Security according to Google: "Trust!"
We have to admit that talking about Zero Trust as Google does in this techno-marketing article is a bit of a deception!
At best, we could talk about "Google Trust". Google's approach is based on a classic vision of security, which consists in considering that only what is in the internal network is trusted, even if Beyond Corp provides an undeniable layer of fine-grained rights management at the network level.
The Zero Trust according to Google would finally be presented as a security model based on the permanent verification of network requests but delegated to a third party, Google in this case. Trust Google!
But is the ZERO TRUST just that?
The "Beyond Corp" approach would finally be only a classical implementation of rights management that relies on a new Google service of intermediation and filtering of the flows.[1]
The Zero Trust according to Google = The "Google Trust
Google's approach is based on a fairly basic operation of the information system, which is still based on identity and control of flows by a proprietary trust system that accesses all information.
The problem with this approach is that it consists in always trusting three spies:
- the honest but curious internal admirer
- the cloud provider Google
- the US administration and US extraterritorial laws.
In this vision, we are moving from an intranet where everyone has access to everything, to a Zero Trust approach which means :
"Please finally implement satisfactory access control."
It is a necessary but not sufficient approach because its implementation consists in trusting a single external actor, namely Google, and behind it the framework set by the American administration.
While it provides protection from some external cyber threats in particular, the primary cyber threat, extraterritorial forensics, is completely unconverted.

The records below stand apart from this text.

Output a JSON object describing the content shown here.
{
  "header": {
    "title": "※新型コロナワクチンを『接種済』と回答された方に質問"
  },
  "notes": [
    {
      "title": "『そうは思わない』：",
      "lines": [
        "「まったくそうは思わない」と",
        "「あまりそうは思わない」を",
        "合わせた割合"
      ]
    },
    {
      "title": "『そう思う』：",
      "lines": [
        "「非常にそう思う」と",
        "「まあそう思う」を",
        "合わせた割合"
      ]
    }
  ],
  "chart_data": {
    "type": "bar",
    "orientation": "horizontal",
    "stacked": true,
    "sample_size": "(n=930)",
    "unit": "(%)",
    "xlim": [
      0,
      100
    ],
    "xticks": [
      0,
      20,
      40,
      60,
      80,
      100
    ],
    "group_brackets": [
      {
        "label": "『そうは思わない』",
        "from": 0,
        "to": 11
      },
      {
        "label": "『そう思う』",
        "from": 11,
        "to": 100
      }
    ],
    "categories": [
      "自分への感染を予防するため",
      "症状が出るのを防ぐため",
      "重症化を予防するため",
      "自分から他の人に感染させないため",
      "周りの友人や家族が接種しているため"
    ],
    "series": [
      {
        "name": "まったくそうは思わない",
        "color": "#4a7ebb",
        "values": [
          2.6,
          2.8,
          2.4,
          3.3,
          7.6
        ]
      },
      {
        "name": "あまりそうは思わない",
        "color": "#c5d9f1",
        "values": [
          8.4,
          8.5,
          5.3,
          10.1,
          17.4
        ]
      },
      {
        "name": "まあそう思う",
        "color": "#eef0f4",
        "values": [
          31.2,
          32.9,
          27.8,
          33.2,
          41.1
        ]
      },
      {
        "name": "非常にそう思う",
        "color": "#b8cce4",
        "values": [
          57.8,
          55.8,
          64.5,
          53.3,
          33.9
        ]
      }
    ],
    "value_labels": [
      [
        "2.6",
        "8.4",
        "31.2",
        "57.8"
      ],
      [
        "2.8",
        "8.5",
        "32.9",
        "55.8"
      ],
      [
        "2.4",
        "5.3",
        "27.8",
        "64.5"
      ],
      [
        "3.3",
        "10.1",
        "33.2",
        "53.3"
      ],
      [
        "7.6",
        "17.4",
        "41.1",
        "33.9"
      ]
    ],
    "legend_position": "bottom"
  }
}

Thus, a dishonest administrator could change the data without the owner's approval and an honest but curious administrator could read the data over the shoulder of its legitimate owner.

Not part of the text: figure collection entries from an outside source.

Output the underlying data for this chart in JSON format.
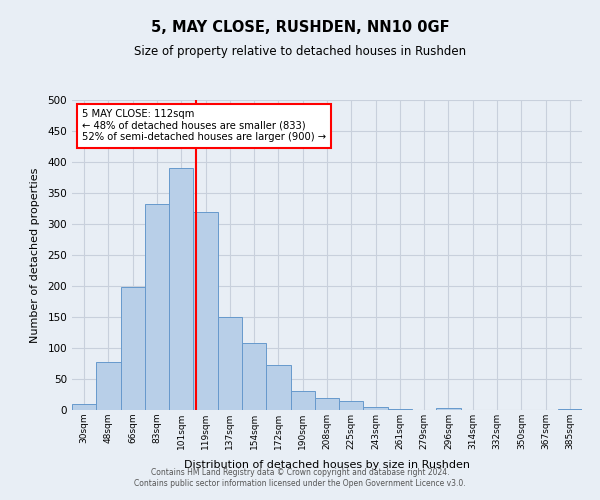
{
  "title": "5, MAY CLOSE, RUSHDEN, NN10 0GF",
  "subtitle": "Size of property relative to detached houses in Rushden",
  "xlabel": "Distribution of detached houses by size in Rushden",
  "ylabel": "Number of detached properties",
  "bin_labels": [
    "30sqm",
    "48sqm",
    "66sqm",
    "83sqm",
    "101sqm",
    "119sqm",
    "137sqm",
    "154sqm",
    "172sqm",
    "190sqm",
    "208sqm",
    "225sqm",
    "243sqm",
    "261sqm",
    "279sqm",
    "296sqm",
    "314sqm",
    "332sqm",
    "350sqm",
    "367sqm",
    "385sqm"
  ],
  "bin_values": [
    10,
    78,
    198,
    333,
    390,
    320,
    150,
    108,
    73,
    30,
    20,
    14,
    5,
    1,
    0,
    3,
    0,
    0,
    0,
    0,
    2
  ],
  "bar_color": "#b8cfe8",
  "bar_edge_color": "#6699cc",
  "vline_color": "red",
  "annotation_text": "5 MAY CLOSE: 112sqm\n← 48% of detached houses are smaller (833)\n52% of semi-detached houses are larger (900) →",
  "annotation_box_color": "white",
  "annotation_box_edge_color": "red",
  "ylim": [
    0,
    500
  ],
  "yticks": [
    0,
    50,
    100,
    150,
    200,
    250,
    300,
    350,
    400,
    450,
    500
  ],
  "grid_color": "#c8d0dc",
  "footer_text": "Contains HM Land Registry data © Crown copyright and database right 2024.\nContains public sector information licensed under the Open Government Licence v3.0.",
  "bg_color": "#e8eef5"
}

But by the way, who REALLY holds the keys to my data?
Zero Trust according to Parsec = the end user trusts only himself
The Parsec approach[7 ] [8] is, on the contrary, the "ultimate" Zero Trust [9] and Zero Knowledge [10] where trust is never delegated: the user remains the sole and ultimate master of his data.

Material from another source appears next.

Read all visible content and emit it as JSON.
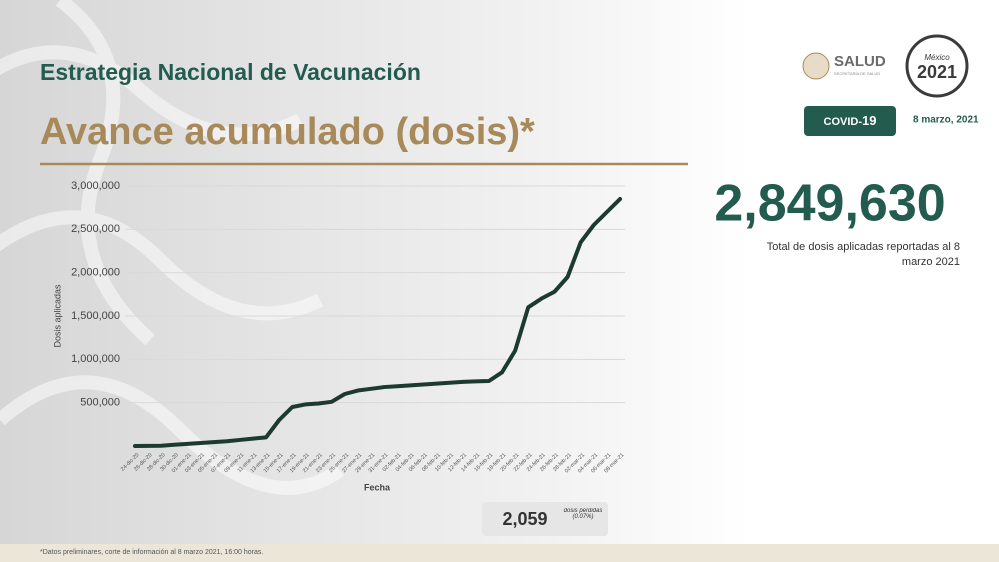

Beyond the first impression of marketing catch-all or buzzword, the concept of Zero trust is on the contrary a notion of basic IT security that goes far beyond what current architectures based on the centralized web can provide.
This concept consists in defying all intermediaries: Cloud providers, outsourcing providers, network or internet infrastructure providers, "honest but curious" system administrators, extra-territorial laws and, on the contrary, in entrusting the end-user with the responsibility of his security on his perimeter of responsibility, notably that of the data, at the hardware, human and software level.
Comparison of the threats between the two "Zero Trust" models
[1] https://cloud.google.com/blog/fr/topics/developers-practitioners/le-zero-trust-et-beyondcorp-de-google-cloud?hl=fr&pref=k
[2] SP 800-207 Zero Trust Architecture: https: //csrc.nist.gov/publications/detail/sp/800-207/final
[3] https://www.ssi.gouv.fr/agence/publication/le-modele-zero-trust/
[4]https://www.cigref.fr/wp/wp-content/uploads/2022/02/Vers-une-philosophie-Zero-Trust-Une-rupture-dans-la-continuite-pour-la-securite-des-applications-fevrier-2022.pdf
[5] https://dodcio.defense.gov/Portals/0/Documents/Library/DoD-ZTStrategy.pdf
[6]https://www.apple.com/newsroom/2022/12/apple-advances-user-security-with-powerful-new-data-protections/
[7] Open source software: https: //github.com/Scille/parsec-cloud/
[8] Software certified CSPN by the ANSSI : https://www.ssi.gouv.fr/entreprise/certification_cspn/parsec-version-2-0-0/
[9] No one but me has the key to my data.
[10] No one but me has access to my data in the clear.